From my perspective, the latter emulates the former in trying to accommodate doctrine to the world.
Attached below are Fr. Lorans' (FSSPX) insights.
P^3
Cardinal Kasper’s moral ecumenism
In an interview granted to Vatican journalist Andrea Tornielli on September 18, 2014, Cardinal Walter Kasper wondered whether it might be possible to consider that some elements of the sacrament of marriage can be found in a purely civil marriage. He thinks that “the definitive commitment, the mutual love and care, the Christian life, and the public commitment” that unite certain civilly married couples can be considered as elements of a sacramental marriage.
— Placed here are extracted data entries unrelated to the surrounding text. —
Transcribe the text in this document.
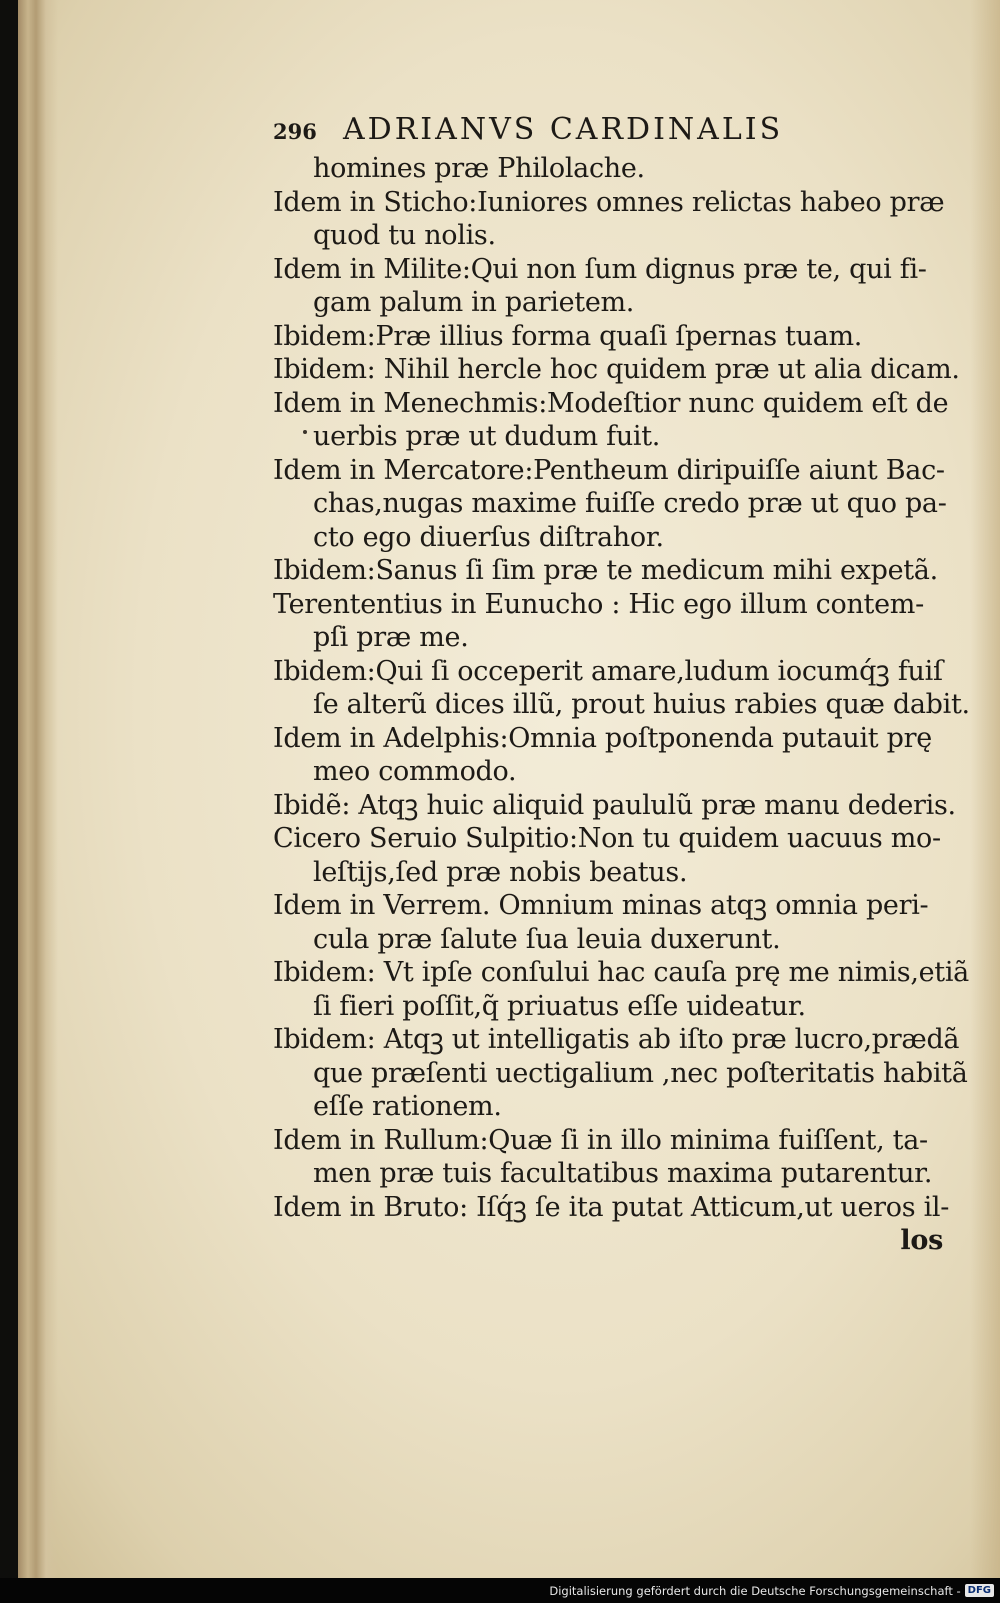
296 ADRIANVS CARDINALIS
homines præ Philolache.
Idem in Sticho:Iuniores omnes relictas habeo præ
quod tu nolis.
Idem in Milite:Qui non ſum dignus præ te, qui fi-
gam palum in parietem.
Ibidem:Præ illius forma quaſi ſpernas tuam.
Ibidem: Nihil hercle hoc quidem præ ut alia dicam.
Idem in Menechmis:Modeſtior nunc quidem eſt de
uerbis præ ut dudum fuit.
Idem in Mercatore:Pentheum diripuiſſe aiunt Bac-
chas,nugas maxime fuiſſe credo præ ut quo pa-
cto ego diuerſus diſtrahor.
Ibidem:Sanus ſi ſim præ te medicum mihi expetã.
Terententius in Eunucho : Hic ego illum contem-
pſi præ me.
Ibidem:Qui ſi occeperit amare,ludum iocumq́ꝫ fuiſ
ſe alterũ dices illũ, prout huius rabies quæ dabit.
Idem in Adelphis:Omnia poſtponenda putauit prę
meo commodo.
Ibidẽ: Atqꝫ huic aliquid paululũ præ manu dederis.
Cicero Seruio Sulpitio:Non tu quidem uacuus mo-
leſtijs,ſed præ nobis beatus.
Idem in Verrem. Omnium minas atqꝫ omnia peri-
cula præ ſalute ſua leuia duxerunt.
Ibidem: Vt ipſe conſului hac cauſa prę me nimis,etiã
ſi fieri poſſit,q̃ priuatus eſſe uideatur.
Ibidem: Atqꝫ ut intelligatis ab iſto præ lucro,prædã
que præſenti uectigalium ,nec poſteritatis habitã
eſſe rationem.
Idem in Rullum:Quæ ſi in illo minima fuiſſent, ta-
men præ tuis facultatibus maxima putarentur.
Idem in Bruto: Iſq́ꝫ ſe ita putat Atticum,ut ueros il-
los
Digitalisierung gefördert durch die Deutsche Forschungsgemeinschaft - DFG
These remarried divorcees could therefore be allowed to receive communion.
For the German prelate, just as, according to Vatican II, there are elements of sanctification in other confessions besides the Catholic Church, there could be elements of the sacrament of marriage outside of an actual sacramental marriage. As he passes from doctrinal ecumenism to moral ecumenism, Cardinal Kasper “mercifully” ignores the bond contracted in the sacramental marriage that preceded the civil remarriage, and “pastorally” dissolves the doctrine recalled by Jesus Christ: “That which God has united, let no man put asunder” (Mark 10:9).
Cardinal Kasper, who was already the specialist on “differentiated consensus” with the Lutherans (see Joint Declaration on the Doctrine of Justification, October 31, 1999), today becomes the theorist of “consensual difference”: According to him, civil remarriage can not be considered as an absolutely certain sacrament, but as a certain sacrament….regardless. Regardless of all the constant teaching of the Church.